Whether or not you subscribe to this definition of a jury’s purpose, Thomas and Pollack’s model does make it possible to determine mathematically how likely such disagreements are. If you pick 12 people at random, how likely is it that they will disagree unanimously with the majority of society? Not very likely. How likely is it that they will disagree with society by a 9-to-3 majority? Thomas and Pollack crunched the numbers, and Suzuki recrunched them. And they found a surprising consistency. For every margin that the Supreme Court has allowed to stand (6- to 0, 10 to 2, 9 to 3), the probability of a disagreement between society and the jury is less than 1.5 percent. And for every margin that the Supreme Court has ruled unconstitutional (5 to 1, 5 to 0), the probability of disagreement is greater than 1.5 percent. Thus, without realizing it, the Supreme Court has consistently held that there should be less than a 1-60 chance that the jury will disagree with society. Judicial hunch meets mathematical rigor!
However, the Supreme Court should not pat itself on the back too hard. Suzuki pointed out that nonunanimous juries fail the Thomas-Pollack test if some of the jurors are biased in favor of conviction. A 12-member jury with a unanimity requirement, he showed, can absorb up to five biased jurors and still meet the 1.5 percent threshold. By contrast, if the required margin for conviction is only 10 to 2, then a single biased member is enough for the jury to make the wrong decision (from society’s point of view) more than 2 percent of the time. Six-member juries fare even worse. Even with a unanimous vote required to convict, one biased juror will cause the jury to make the wrong decision more than 5 percent of the time. Both 6-to-0 and 10-to-2 convictions, Suzuki concluded, should be held unconstitutional. “The Supreme Court should reconsider its decisions and prohibit six-person juries,” he said.
Will the Supreme Court pay attention to mathematics this time? Given its record, the answer seems almost certain to be no. “The Supreme Court is remarkably uninterested in statistical research,” says Thomas. “The jury is, according to the court, a black box that deserves to remain black as long as the verdicts stay within the parameters the court has set out.”
However, the issue is not completely dead, because the Supreme Court continues to receive appeals from Louisiana and Oregon, including Alonso Herrera’s. (The court was interested enough in that case to request a brief from the state of Oregon, but it ultimately declined to hear his appeal.)

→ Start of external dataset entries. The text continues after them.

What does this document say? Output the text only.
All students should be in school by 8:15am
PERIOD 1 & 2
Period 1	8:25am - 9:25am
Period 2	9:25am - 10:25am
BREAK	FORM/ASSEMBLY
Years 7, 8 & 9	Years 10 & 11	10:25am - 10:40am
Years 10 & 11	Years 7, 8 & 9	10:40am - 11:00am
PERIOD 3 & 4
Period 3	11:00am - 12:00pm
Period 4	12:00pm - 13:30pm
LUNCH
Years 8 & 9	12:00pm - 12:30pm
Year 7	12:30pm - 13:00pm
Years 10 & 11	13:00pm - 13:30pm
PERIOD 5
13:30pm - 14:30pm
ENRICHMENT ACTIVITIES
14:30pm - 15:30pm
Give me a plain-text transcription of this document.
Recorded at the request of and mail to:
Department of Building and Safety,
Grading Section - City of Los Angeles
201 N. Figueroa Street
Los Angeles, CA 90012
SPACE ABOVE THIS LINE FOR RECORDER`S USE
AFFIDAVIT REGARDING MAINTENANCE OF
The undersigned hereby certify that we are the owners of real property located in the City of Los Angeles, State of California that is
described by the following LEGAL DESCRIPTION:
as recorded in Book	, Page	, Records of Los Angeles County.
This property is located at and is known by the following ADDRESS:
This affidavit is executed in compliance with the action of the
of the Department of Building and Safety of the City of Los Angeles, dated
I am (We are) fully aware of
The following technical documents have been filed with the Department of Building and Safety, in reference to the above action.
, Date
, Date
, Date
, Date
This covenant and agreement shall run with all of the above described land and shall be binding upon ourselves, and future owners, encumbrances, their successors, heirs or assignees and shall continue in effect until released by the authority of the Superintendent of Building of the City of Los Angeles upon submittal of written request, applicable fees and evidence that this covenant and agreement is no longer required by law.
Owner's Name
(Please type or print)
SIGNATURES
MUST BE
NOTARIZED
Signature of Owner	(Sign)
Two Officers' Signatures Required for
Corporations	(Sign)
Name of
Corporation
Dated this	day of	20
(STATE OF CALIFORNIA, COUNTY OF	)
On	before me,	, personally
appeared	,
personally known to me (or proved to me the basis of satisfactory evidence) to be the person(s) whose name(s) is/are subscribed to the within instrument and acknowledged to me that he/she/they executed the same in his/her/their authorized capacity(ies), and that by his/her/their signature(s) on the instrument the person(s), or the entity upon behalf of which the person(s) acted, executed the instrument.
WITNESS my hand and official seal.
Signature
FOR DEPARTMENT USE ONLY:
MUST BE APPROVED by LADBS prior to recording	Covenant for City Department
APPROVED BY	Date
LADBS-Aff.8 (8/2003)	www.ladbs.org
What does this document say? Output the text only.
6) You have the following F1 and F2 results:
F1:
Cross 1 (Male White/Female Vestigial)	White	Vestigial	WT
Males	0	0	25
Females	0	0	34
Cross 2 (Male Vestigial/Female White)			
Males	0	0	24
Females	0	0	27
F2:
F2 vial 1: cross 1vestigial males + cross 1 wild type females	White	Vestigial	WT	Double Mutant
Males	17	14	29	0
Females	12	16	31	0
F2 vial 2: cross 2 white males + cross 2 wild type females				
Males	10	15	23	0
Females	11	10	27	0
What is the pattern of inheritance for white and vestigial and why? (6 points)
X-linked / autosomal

In addition, there are very good legal (as opposed to mathematical) reasons to reconsider the decisions of the 1970s. The discrepancy between federal and state law is perhaps the most compelling one. The Fourteenth Amendment expressly extended Bill of Rights protections (such as the jury trial) to the states. In Apodaca v. Oregon, eight of the nine Supreme Court justices agreed that federal and state laws should require the same quota for a conviction. The only trouble was that the justices didn’t agree what the quota should be. Four thought it should be unanimous, and four thought it should be nonunanimous. Justice Powell—yes, him again—broke the deadlock. He was the only justice who believed federal juries should be unanimous but states should be allowed to “experiment” with nonunanimous juries. Perhaps it is time to declare the experiment over.
Correction, April 26, 2013: This article misstated that Louisiana requires a vote of 9 to 3 to convict in noncapital cases. This was true at the time of the Supreme Court cases, but the state has since changed its threshold to 10 to 2. (Return to corrected sentence.)